Photo: Dan Powers - USA TODAY NETWORK


Erie County Executive Mark Poloncarz has been giving daily briefings to the public on COVID-19 and it's effect in the community.

Poloncarz took time out on Thursday to join Schopp and the Bulldog to continue the discussion on social distancing, flattening the curve, and more.

Here are a few important topics that Poloncarz brought up:


Poloncarz on the status of things in Erie County:

"We are going to get worse before we get better. We have 727 confirmed cases in Erie County, 607 of them are active. We have had 101 recoveries which is positive, but we had seven more deaths since yesterday, so we're up to 19 deaths. We know, because people weren't taking it seriously, that there is COVID-19 in all age groups."


Poloncarz on enforcing businesses to stay closed:

"It's not easy. If it's a bar, restaurant, or place that's been shut down, we can sent our sanitarians out there from the Erie County Department of Health with a sheriff's deputy and write a commission order and shut them down and they could be fined or have their liquor license pulled."


Poloncarz on enforcing individuals to social distance:

"If it's people hanging out in the parks, we can have our sheriff's working in concert with our rangers from the Parks Department and break up big congregations of individuals. Most people have been pretty good about trying to avoid being around people that they haven't been around, but not everyone has. We had to shut down disc golf in our parks because people were not breaking up into smaller groups."

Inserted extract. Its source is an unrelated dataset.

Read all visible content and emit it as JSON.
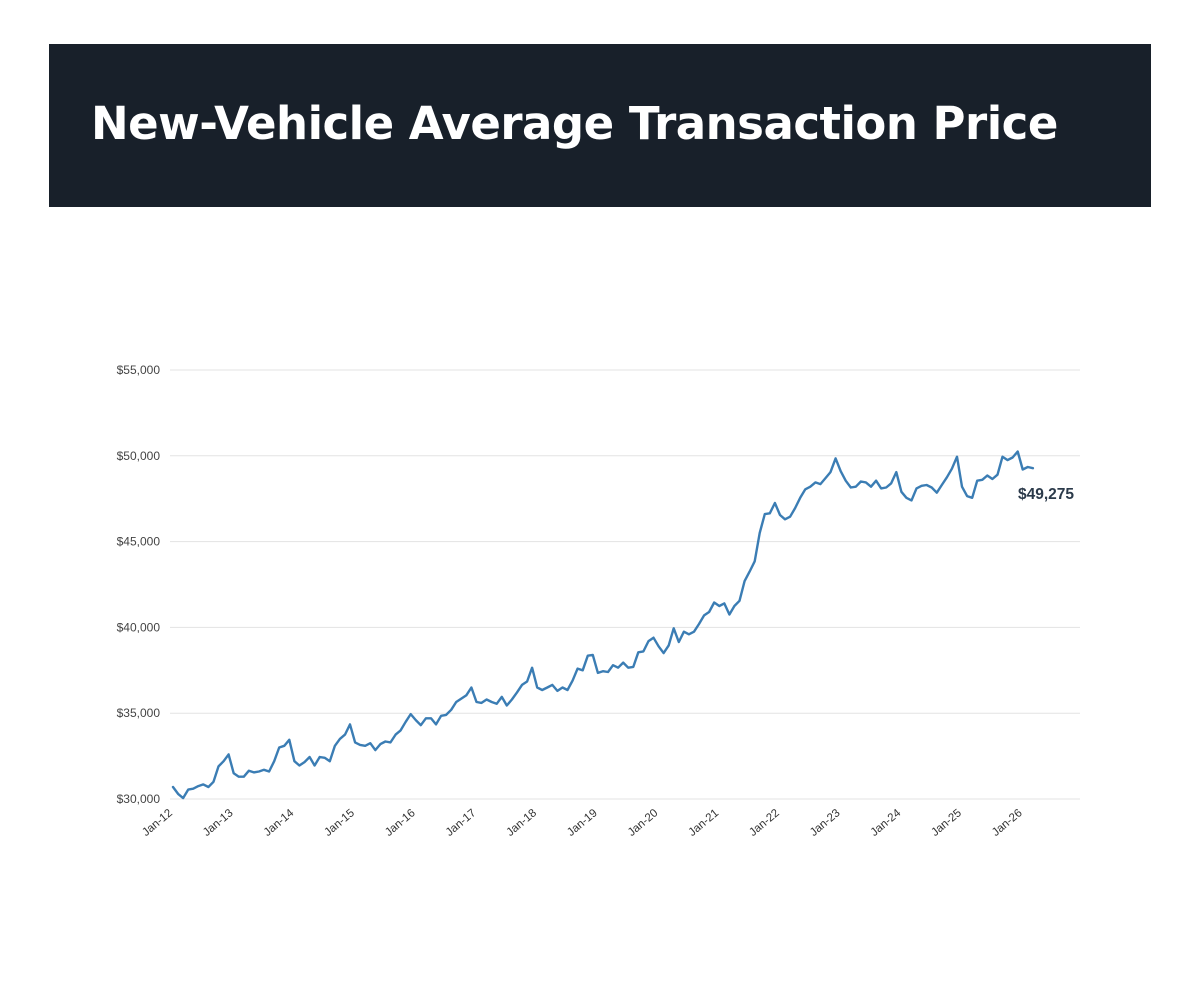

Poloncarz on how long COVID-19 could last:

"We're not going to get through this quicker. I've got models of us flattening the curve, and not flattening the curve. If we don't flatten the curve, we'll get through this quicker in some ways, but there will be thousands and thousands of deaths in the community. If we do flatten the curve, it might take us a little bit longer to get through it, but they'll be less hospitalizations, less people who die."